Sunsoft’s Sunman for NES Was a Superman Game Almost Lost to Time

Sunsoft's Sunman

Sunsoft, the video games branch of Sun Electronics Corporation, released Batman for the NES in 1989. The game was very loosely based on the Tim Burton film of the same name (which also came out that year), though a Genesis/Mega Drive version would arrive later that followed the plot of movie a bit more closely. A follow-up, Batman: Return of the Joker came out in 1991, though this one wasn’t based off a movie.

It seemed that Sunsoft and DC Comics had hit it off pretty well. In fact, Sunsoft would later have a go at the Man of Steel with The Death and Return of Superman, which released on SNES in 1994 and the Genesis/Mega Drive in 1995. What wasn’t commonly known at the time was that there was a very different Superman game that had ended up on the cutting room floor.

See, in the early 1990s, Sunsoft was working on a Superman game for the NES, intended for a 1992 release. That game was ultimately abandoned, and it seemed to have disappeared without a trace. Under normal circumstances, this would have been the end of the story of Sunsoft’s Superman. But the circumstances surrounding this game are far from normal.

Sunsoft's Sunman

In 2003, a European game collector put up a mysterious game cartridge for sale.
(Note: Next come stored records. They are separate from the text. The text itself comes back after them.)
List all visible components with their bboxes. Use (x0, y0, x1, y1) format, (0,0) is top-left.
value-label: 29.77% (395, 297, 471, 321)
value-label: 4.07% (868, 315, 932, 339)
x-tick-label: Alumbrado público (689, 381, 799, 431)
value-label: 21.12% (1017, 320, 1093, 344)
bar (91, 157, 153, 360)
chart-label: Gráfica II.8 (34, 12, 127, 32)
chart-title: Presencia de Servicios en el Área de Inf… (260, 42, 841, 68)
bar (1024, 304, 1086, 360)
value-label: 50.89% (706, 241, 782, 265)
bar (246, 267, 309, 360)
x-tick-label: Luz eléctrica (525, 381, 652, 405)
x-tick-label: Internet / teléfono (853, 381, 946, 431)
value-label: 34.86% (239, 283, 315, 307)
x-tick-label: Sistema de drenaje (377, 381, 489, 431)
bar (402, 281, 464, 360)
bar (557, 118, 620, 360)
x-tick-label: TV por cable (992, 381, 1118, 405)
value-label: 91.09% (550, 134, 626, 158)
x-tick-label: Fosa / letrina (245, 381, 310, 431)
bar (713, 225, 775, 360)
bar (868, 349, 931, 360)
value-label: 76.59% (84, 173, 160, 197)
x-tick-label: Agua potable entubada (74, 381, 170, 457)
This cart was said to contain an unreleased Sunsoft game called Sunman. The Lost Levels, a website dedicated to unreleased video games, took a chance and purchased it out of curiosity. What they discovered was an almost-complete video game that starred a superhero called Sun Man, who bore an uncanny resemblance to the Capital-S-on-His-Chest Superman. The folks at The Lost Levels speculated that this was originally Sunsoft’s Superman game, and that something must have happened to cause Sunsoft to lose the license late in development.

Evidence for this hypothesis includes Sun Man’s ability to fly (with a distinctly Superman-ish pose) and shoot lasers out of his eyes (Supes’ trademark heat vision). There’s a video sequence in between levels where a man who looks suspiciously like Clark Kent transforms into Sun Man. And the Game Over screen shows a newspaper clipping, which seems like a reference to the Daily Planet.

Perhaps most telling of all, the first stage of Sunman follows the structure of the opening to the 1988 Superman arcade game by Taito. In this arcade classic, the first section features A. Superman moving from left to right against a backdrop of city buildings, then B. a sequence where he flies upward against an extremely tall building and C. at the top of a building, Superman fights a helicopter using his heat vision.

Superman (1988)

All three of these sections are included in Sunman‘s first stage, though there’s an additional indoor section between parts A and B.

The pieces all lined up perfectly, but even so, this mystery wasn’t completely solved just yet. While it seemed pretty obvious that this was the case, it would take official confirmation from someone who had actually worked on the game before Sunman enthusiasts could consider this case closed.

Thankfully the day of reckoning would finally come. In 2008, Kenji Eno, whose development company had been contracted to do work for Sunsoft, spilled the beans in an interview with 1up. When asked if he’d done work on Sunsoft’s Batman game, Eno responded:

I worked on an unreleased Superman game, not Batman. Originally, I was working on Superman. But the licensors were like, “Superman can’t die. Superman can’t be damaged.” Therefore, it didn’t work out as a game… so it got cancelled. Then Sunsoft asked us to make a game with a superhero called Sun Man. So I was working on that, but we didn’t finish the game. They canceled it before it was finished. I thought that the project was gone for good, but it seems that you can see it on YouTube.

So it turns out, The Lost Levels had indeed cracked the code. They were completely right about the origins of the Sunman game.

Sunsoft's Sunman

While the game still hasn’t been released officially (and it’s unlikely that it ever will be), a bootlegged digital copy has circulated around the Internet, thus several people have had the opportunity to play the thing. I am one of those people, as is our own Tim Evens, who did a mini video review of Sunman. If you want to see footage of the game in action, you should definitely check out Tim’s review.

The world probably doesn’t need another Superman game. Wikipedia lists 17 official Superman games that have been released, alongside five that weren’t (and several more games that feature Supes in some form). The Nintendo 64 Superman game is often cited as one of the worst games of all time, and a lot of superfans would probably agree that we should probably give the old guy a rest for a while. Even so, it’s kind of nice that an 18th game can be sort-of-officially inserted into that canon, and it’s a halfway decent one at that.